I think eventually, you know, you do get more confident, right, as you do more. So you obviously encourage yourself to do more as well. Right. But from Wales, I think one of the scariest things I've had to do is go to the Eisteddfod. So this is a national pageant and as a child, you have to do it. But you have no choice. Right. And you sit in the front of the stage, on a stage in front of, you know, hundreds of people, basically. Right. And I suppose it's trial by fire. If you can cope with that, then you can cope with presenting.
Another thing I really like in school is to get young children to talk to the rest of the class about being nervous, is when you bring something into the class that you really cared about. Right. So bringing something and then, you know, you get a child, you know, they're not thinking about the fact that they're having to present something to the rest of the class. They're just thinking about this toy or dolly that they brought in. And, you know, I think that can help overcome some of the nervousness as well.
Data science and climate change
Yeah, so that's that's a very good question. Right. And I think, you know, data science and statistics and optimization has lots of roles to play in that. Right. You know, so, for example, you know, some stats group has been doing lots of work in detection, leak detection. So this is identifying leaks of say methane or CO2. Right. So that obviously is a direct benefit to the environment, you know, stuff like that has a benefit on the environment, climate is different. We're doing lots of weather modelling, and we're moving to low carbon technologies and we're bringing that data science to bear on those low carbon technologies such as wind, for example, we're doing optimization around wind.

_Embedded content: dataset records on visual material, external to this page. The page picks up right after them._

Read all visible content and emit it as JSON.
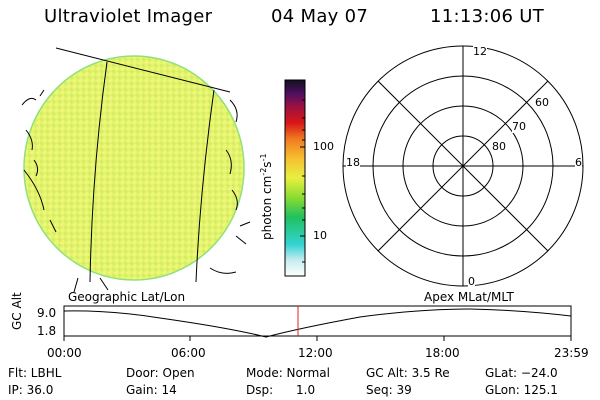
{
  "header": {
    "title": "Ultraviolet Imager",
    "date": "04 May 07",
    "time": "11:13:06 UT"
  },
  "colorbar": {
    "label": "photon cm",
    "label_sup1": "-2",
    "label_s": "s",
    "label_sup2": "-1",
    "tick_100": "100",
    "tick_10": "10"
  },
  "polar": {
    "mlt_top": "12",
    "mlt_left": "18",
    "mlt_right": "6",
    "mlt_bottom": "0",
    "lat_60": "60",
    "lat_70": "70",
    "lat_80": "80"
  },
  "panel_labels": {
    "left": "Geographic Lat/Lon",
    "right": "Apex MLat/MLT"
  },
  "altitude_plot": {
    "ylabel": "GC Alt",
    "ytick_top": "9.0",
    "ytick_bottom": "1.8",
    "xticks": [
      "00:00",
      "06:00",
      "12:00",
      "18:00",
      "23:59"
    ]
  },
  "info": {
    "flt": "Flt: LBHL",
    "ip": "IP: 36.0",
    "door": "Door: Open",
    "gain": "Gain: 14",
    "mode": "Mode: Normal",
    "dsp": "Dsp:      1.0",
    "gcalt": "GC Alt: 3.5 Re",
    "seq": "Seq: 39",
    "glat": "GLat: −24.0",
    "glon": "GLon: 125.1"
  },
  "colors": {
    "disk_fill": "#e8f56a",
    "disk_edge": "#9fe06a",
    "marker_line": "#e02020"
  }
}
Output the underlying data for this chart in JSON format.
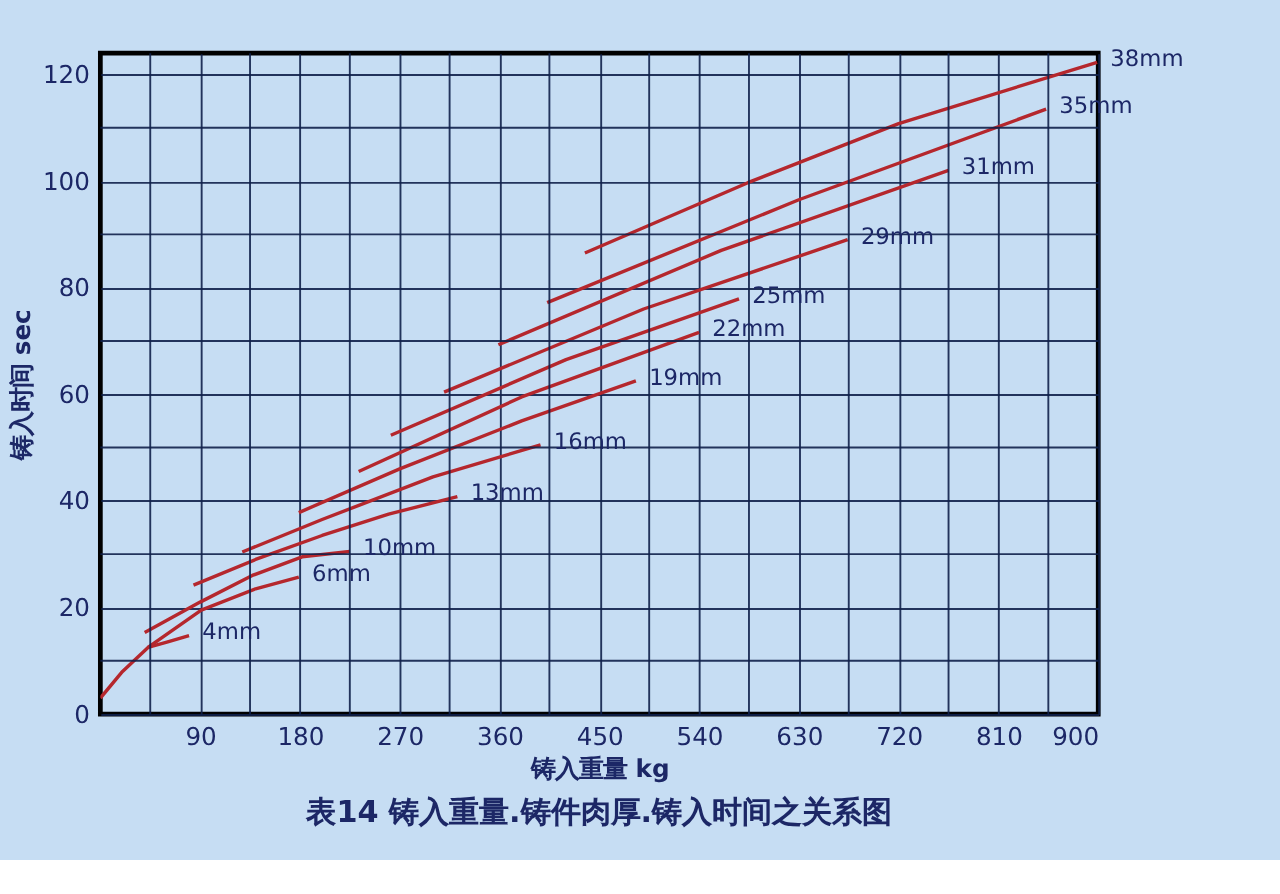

One interesting thing is, is on microgrids, for example, this is a combination of using battery, you know, for storage got coupled up with say wind or solar and stuff like that. You can use optimization algorithms to reduce the CO2 output as well. Right. Those are very, very small set of examples. And, you know, if you, if you look at, if you do a search on Dan Jevons shell, you'll see, you know, a bigger picture there as well. He talks about it in greater detail about what AI can bring to bear.
Thank you so much, Wayne. I'm just going to put into the chat right now the LinkedIn group that we all have if, if there's certain topics that people want to continue the conversation. And I try to put a summary of a few tips on there every week as well.
Thank you so much Wayne for for sharing your experience with us and all of your insights. Really appreciate all the great questions too.
And I know there's a lot that we can learn from you. Technically as well and I know we talked about doing a meetup and showing the shiny application and diving into that a bit deeper so would love to do that as well.
Awesome. Thank you all and if we're looking ahead to next week we'll be joined by Lindsay Clark, director of data science at healthcare blue book as well we are getting better about sharing the upcoming list here on the website too. Thank you all so much. Have a great rest of the day.